Le mot « croisade » dans le langage consacré, sert à désigner les pèlerinages militaires entrepris par divers monarques européens du XIème siècle au XIIIème siècle. Ces excursions armées se faisaient sous le couvert de la religion et avaient pour but avoué de convertir au catholicisme les infidèles d'Orient ; en vérité leur véritable but était de conquérir la Palestine et d'en chasser les musulmans. La première des Croisades, prêchée par Pierre l'Ermite et décidée au Concile de Clermont, fut conduite par Godefroy de Bouillon, duc de Lorraine et Raymond, comte de Toulouse. Les armées féodales étaient fortement organisées et s'emparèrent de Nicée, d'Antioche et enfin de Jérusalem dont Godefroy de Bouillon se fit proclamer roi. La première Croisade dura de 1096 à 1099. La seconde fut couronnée par un échec. Elle fut entreprise par le roi Louis VII en 1147 et se termina en 1149 après un siège inutile devant Damas. De 1189 à 1270, six autres Croisades furent entreprises. La dernière fut conduite par le roi Louis XI, pour venger l'insuccès de la Croisade précédente où Louis IX fut fait prisonnier et dut payer une forte rançon pour recouvrer sa liberté. Cette dernière expédition coûta la vie au roi qui mourut de la peste devant Tunis. L'armée fut elle-même décimée par le terrible fléau.

Si l'on se reporte à l'époque ou les Croisades furent entreprises, il faut reconnaître qu'elles exercèrent, dans une certaine mesure, une influence heureuse sur l'avenir. C'est par les Croisades que les Européens prirent contact avec les Asiatiques et, durant ces deux siècles de lutte, les uns et les autres apprirent à se connaître. L'historien français Lavallée s'exprime ainsi en parlant des Croisades : « Une commotion violente fut donnée à tous les esprits, à toutes les facultés, à toutes les existences. On était jeté hors de l'isolement féodal ; on promenait ses regards sur un vaste horizon ; on se mettait en contact avec de nouveaux hommes, de nouvelles choses, de nouvelles idées. La féodalité en reçut un immense échec ; elle s'était remuée, elle était sortie de ce qui faisait sa force, de ses châteaux et de ses terres ».

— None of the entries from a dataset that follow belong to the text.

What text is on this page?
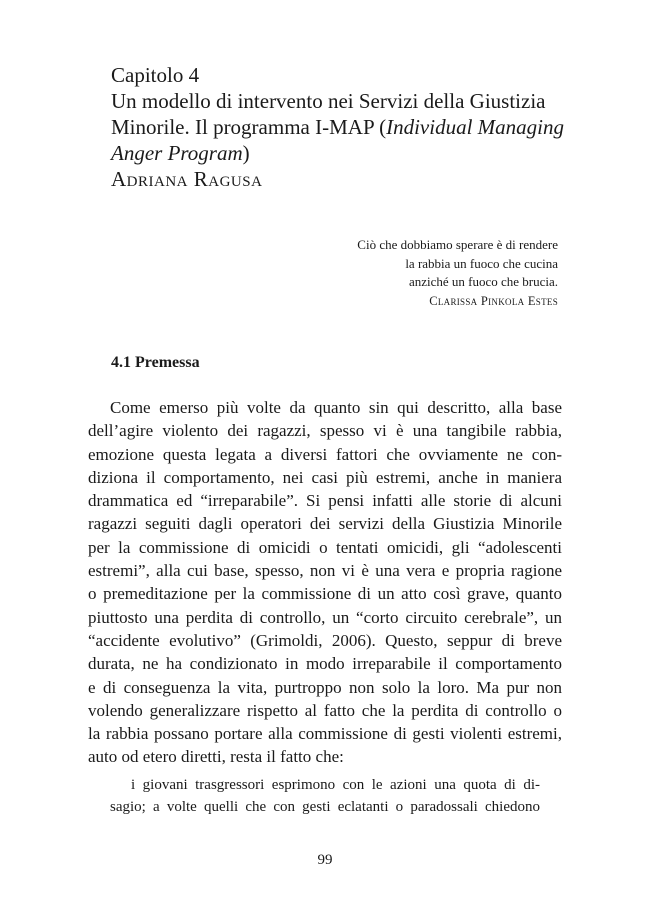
Capitolo 4
Un modello di intervento nei Servizi della Giustizia
Minorile. Il programma I-MAP (Individual Managing
Anger Program)
Adriana Ragusa
Ciò che dobbiamo sperare è di rendere
la rabbia un fuoco che cucina
anziché un fuoco che brucia.
Clarissa Pinkola Estes
4.1 Premessa
Come emerso più volte da quanto sin qui descritto, alla base
dell’agire violento dei ragazzi, spesso vi è una tangibile rabbia,
emozione questa legata a diversi fattori che ovviamente ne con-
diziona il comportamento, nei casi più estremi, anche in maniera
drammatica ed “irreparabile”. Si pensi infatti alle storie di alcuni
ragazzi seguiti dagli operatori dei servizi della Giustizia Minorile
per la commissione di omicidi o tentati omicidi, gli “adolescenti
estremi”, alla cui base, spesso, non vi è una vera e propria ragione
o premeditazione per la commissione di un atto così grave, quanto
piuttosto una perdita di controllo, un “corto circuito cerebrale”, un
“accidente evolutivo” (Grimoldi, 2006). Questo, seppur di breve
durata, ne ha condizionato in modo irreparabile il comportamento
e di conseguenza la vita, purtroppo non solo la loro. Ma pur non
volendo generalizzare rispetto al fatto che la perdita di controllo o
la rabbia possano portare alla commissione di gesti violenti estremi,
auto od etero diretti, resta il fatto che:
i giovani trasgressori esprimono con le azioni una quota di di-
sagio; a volte quelli che con gesti eclatanti o paradossali chiedono
99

S'il est vrai que les Croisades furent un facteur d'évolution, il ne faudrait pas en conclure que la guerre est parfois utile. La guerre est toujours néfaste et il ne faut pas oublier que les Croisades furent organisées à une époque où la civilisation et le progrès n'étaient, en France, qu'embryonnaire. Il en est autrement de nos jours et les diverses Croisades entreprises par les capitalistes pour accaparer les territoires propres à être exploités, et les guerres coloniales qui se perpétuent malgré les protestations populaires, ont un tout autre caractère. Les Croisades modernes sont plus meurtrières que celles du passé. « Les Croisades, nous dit Voltaire, coûtèrent à l'Europe plus de deux millions d'habitants en deux siècles ». La dernière guerre de 1914 qui, dans l'esprit populaire, prit le caractère d'une Croisade ayant pour but le triomphe de la civilisation et la mort du militarisme, coûta, en quatre ans, près de dix millions de vies humaines. La civilisation en est sortie affaiblie et le militarisme renforcé.

Il est une Croisade qui serait et qui est utile à prêcher : c'est celle contre les préjugés, contre les croyances, contre le mensonge sur lesquels reposent nos sociétés bourgeoises. Et cette Croisade est sainte, car elle a pour but la libération et l'égalité de tous les hommes. Elle soulève, hélas ! moins d'enthousiasme que toutes les aventures dirigées par les conquérants ; et le peuple reste souvent sourd à l'appel de la raison. Espérons que, à la faveur des événements, tout cela changera et que la dernière des Croisades abolira déflnitivement le capitalisme et tous les maux qui en résultent.